Danse et art

« Flux Job » de Lucy Guérin – Dance Informa Magazine

Maison des Arts, Melbourne.
16 mars 2022.

Le simple fait d’être là était une chose. Comme dans, en direct, avec des gens non pixellisés. Comme il était approprié que le monde vif et hyper coloré de Lucy Guerin Tâche Flux devrait être tellement fracturé – un monde ressemblant à un monde mais divisé en segments et reconstruit pour se ressembler. Est-ce une banalité, l’univers (ou la société) comme phénomène agrégé, assemblage de parties, ou comme réduction, quelque chose dénudé de ce qui le fait ? se sentir réel?

Créé à travers les verrouillages, Tâche Flux canalise l’espace médiatisé bidimensionnel de la partition pandémique. La notion de déconnexion résonne partout. Pourtant, sous les mèmes évidents de l’atomisation, il flirte avec des idées plus profondes sur la nature insubstantielle et éphémère du moi performé. Nos quatre « personnages » s’incarnent dans des scintillements, comme des premières impressions. Ici vite. Parti bientôt. Une personne pour la durée d’une peine. Un danseur pour l’extension d’un bras. Même leurs histoires personnelles sont en quelque sorte rendues transparentes. Des fantômes dans une machine peut-être ?

La palette de mouvements de Guerin – mécaniste et primitif, intime et architectural – nous situe dans cet enfer. Qui sont ces gens de l’autre côté de l’écran ? Sont-ils comme nous ? Tout est légèrement irréel. La physicalité organique s’effondre en phrases répétables. À l’impression.

Un éclairage géométrique élégant illumine davantage le point. À la fois pop, et pourtant grand art. Cela pourrait être une fantaisie disco colorée ou une scène de science-fiction noire, où le discours bien conçu et numérisé fracture l’âme humaine.
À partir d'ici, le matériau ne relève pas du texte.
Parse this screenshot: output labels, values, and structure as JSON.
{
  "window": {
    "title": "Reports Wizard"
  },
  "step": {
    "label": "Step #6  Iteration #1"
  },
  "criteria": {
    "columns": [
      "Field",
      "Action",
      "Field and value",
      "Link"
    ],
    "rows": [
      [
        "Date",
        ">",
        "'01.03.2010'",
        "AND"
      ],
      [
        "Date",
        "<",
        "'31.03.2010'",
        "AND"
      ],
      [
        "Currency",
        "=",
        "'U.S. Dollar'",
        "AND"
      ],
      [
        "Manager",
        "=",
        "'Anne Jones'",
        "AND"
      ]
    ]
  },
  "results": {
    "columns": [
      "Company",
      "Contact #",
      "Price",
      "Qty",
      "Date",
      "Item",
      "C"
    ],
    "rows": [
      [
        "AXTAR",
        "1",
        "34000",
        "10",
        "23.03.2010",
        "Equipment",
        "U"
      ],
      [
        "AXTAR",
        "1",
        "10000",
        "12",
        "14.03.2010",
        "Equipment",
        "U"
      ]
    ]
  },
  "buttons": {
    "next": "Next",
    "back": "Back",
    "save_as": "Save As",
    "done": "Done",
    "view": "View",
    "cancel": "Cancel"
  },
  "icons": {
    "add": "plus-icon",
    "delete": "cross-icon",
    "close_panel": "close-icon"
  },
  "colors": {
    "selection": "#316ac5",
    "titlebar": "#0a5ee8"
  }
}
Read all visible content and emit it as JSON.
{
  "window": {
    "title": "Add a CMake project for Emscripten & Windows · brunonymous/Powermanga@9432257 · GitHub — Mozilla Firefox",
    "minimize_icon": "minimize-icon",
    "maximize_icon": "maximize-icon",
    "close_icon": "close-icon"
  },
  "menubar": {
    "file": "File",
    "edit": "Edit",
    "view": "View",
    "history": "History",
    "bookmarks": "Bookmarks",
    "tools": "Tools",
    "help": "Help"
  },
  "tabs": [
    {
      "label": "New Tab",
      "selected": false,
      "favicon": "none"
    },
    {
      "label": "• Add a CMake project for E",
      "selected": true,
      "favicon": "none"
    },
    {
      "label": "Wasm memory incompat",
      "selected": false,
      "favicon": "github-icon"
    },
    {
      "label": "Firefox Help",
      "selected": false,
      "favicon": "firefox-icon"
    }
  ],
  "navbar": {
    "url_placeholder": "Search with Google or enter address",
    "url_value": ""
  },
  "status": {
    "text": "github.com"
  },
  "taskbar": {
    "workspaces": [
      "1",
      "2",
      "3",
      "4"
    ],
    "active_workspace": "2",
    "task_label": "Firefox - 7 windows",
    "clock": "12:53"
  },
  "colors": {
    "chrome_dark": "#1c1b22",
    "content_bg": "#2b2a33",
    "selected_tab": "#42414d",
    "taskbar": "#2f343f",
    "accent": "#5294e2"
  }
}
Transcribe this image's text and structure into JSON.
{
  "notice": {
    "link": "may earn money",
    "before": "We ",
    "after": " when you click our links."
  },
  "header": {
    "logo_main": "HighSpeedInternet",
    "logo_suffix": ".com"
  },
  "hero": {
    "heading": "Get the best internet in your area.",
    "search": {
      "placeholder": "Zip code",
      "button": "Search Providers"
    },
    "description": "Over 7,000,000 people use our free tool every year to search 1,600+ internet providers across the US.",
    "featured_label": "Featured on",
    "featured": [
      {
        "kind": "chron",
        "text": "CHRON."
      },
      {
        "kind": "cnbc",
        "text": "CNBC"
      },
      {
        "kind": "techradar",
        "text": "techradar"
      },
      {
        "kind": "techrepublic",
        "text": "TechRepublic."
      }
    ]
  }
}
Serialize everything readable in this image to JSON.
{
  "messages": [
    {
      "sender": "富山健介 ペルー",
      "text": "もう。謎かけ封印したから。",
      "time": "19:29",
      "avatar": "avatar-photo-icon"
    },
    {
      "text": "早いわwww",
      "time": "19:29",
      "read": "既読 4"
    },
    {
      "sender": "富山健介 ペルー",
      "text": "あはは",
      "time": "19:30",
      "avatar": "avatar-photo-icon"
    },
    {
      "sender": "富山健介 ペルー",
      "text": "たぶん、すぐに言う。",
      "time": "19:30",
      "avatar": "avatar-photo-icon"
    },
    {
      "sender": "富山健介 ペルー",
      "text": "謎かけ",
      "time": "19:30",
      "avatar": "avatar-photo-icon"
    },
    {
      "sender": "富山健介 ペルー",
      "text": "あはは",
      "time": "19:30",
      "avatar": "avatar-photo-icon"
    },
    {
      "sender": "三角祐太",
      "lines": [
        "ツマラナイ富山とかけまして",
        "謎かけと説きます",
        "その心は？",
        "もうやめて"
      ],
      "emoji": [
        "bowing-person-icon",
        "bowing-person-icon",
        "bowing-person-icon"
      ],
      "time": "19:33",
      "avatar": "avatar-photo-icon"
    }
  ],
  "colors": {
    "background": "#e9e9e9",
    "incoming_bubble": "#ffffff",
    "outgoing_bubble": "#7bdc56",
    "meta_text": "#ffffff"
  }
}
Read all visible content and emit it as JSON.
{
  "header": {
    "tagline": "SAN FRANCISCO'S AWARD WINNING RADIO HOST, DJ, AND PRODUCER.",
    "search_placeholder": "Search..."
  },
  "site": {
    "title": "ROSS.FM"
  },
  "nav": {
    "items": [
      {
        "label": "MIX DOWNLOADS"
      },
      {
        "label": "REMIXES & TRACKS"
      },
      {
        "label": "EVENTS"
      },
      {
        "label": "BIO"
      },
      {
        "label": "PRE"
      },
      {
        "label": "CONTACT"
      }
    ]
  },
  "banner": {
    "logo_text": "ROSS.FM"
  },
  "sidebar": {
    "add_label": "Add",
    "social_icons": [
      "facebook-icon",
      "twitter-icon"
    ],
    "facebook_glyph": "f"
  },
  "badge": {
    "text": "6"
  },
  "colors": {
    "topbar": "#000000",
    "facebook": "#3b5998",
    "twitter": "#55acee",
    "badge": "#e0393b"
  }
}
Tâche Flux tire parti de cela avec quelques instants instantanés. Parfois, la danse ressemble plus à de vieilles photos, celles dont vous vous souvenez à moitié. Ou la scène change, et maintenant ça ressemble à Greenaway. Baroque et minimaliste à la fois. Guérin semble cartographier un certain terrain de mémoire partagée. De plus, une forme de nostalgie graphique. Le passé comme suite de poses mémorables. Peut-être que ça a toujours été comme ça.

Pourtant, pour tout cela, il serait juste de dire que Guerin ne réinvente pas la forme ici. Tâche Flux se trouve carrément – comme un pixel – dans ce domaine ironiquement flou que nous appelons la danse contemporaine. Le ton, la chorégraphie, le style visuel, le paysage sonore – c’est ce que c’est, et ne prétend pas être autrement. Pour une œuvre qui met à nu la qualité performative de soi dans un monde (dé)connecté, le choix de parler en phrases bien huilées n’est sûrement pas un hasard.

Quant au contemporain, il semble évident que Tâche Flux est une pièce de réaction. Cela se produit maintenant, dans l’étrange verset alternatif (post?) COVID. Il distille l’air du temps avec une rigueur conceptuelle et physique, et le fait suer et transpirer pour nous. Nous sommes des corps après tout, pas des avatars.

Peut-être qu’un jour l’urgence de la pièce s’estompera, lorsque la pandémie se sera aplatie en éclats de mémoire; mais pour l’instant Tâche Flux est contagieux avec pertinence et, en tant que tel, a de nombreux crochets. Pour un article sur la déconnexion, il existe de nombreux points de contact. Touché !

Par Paul Ransom de Informations sur la danse.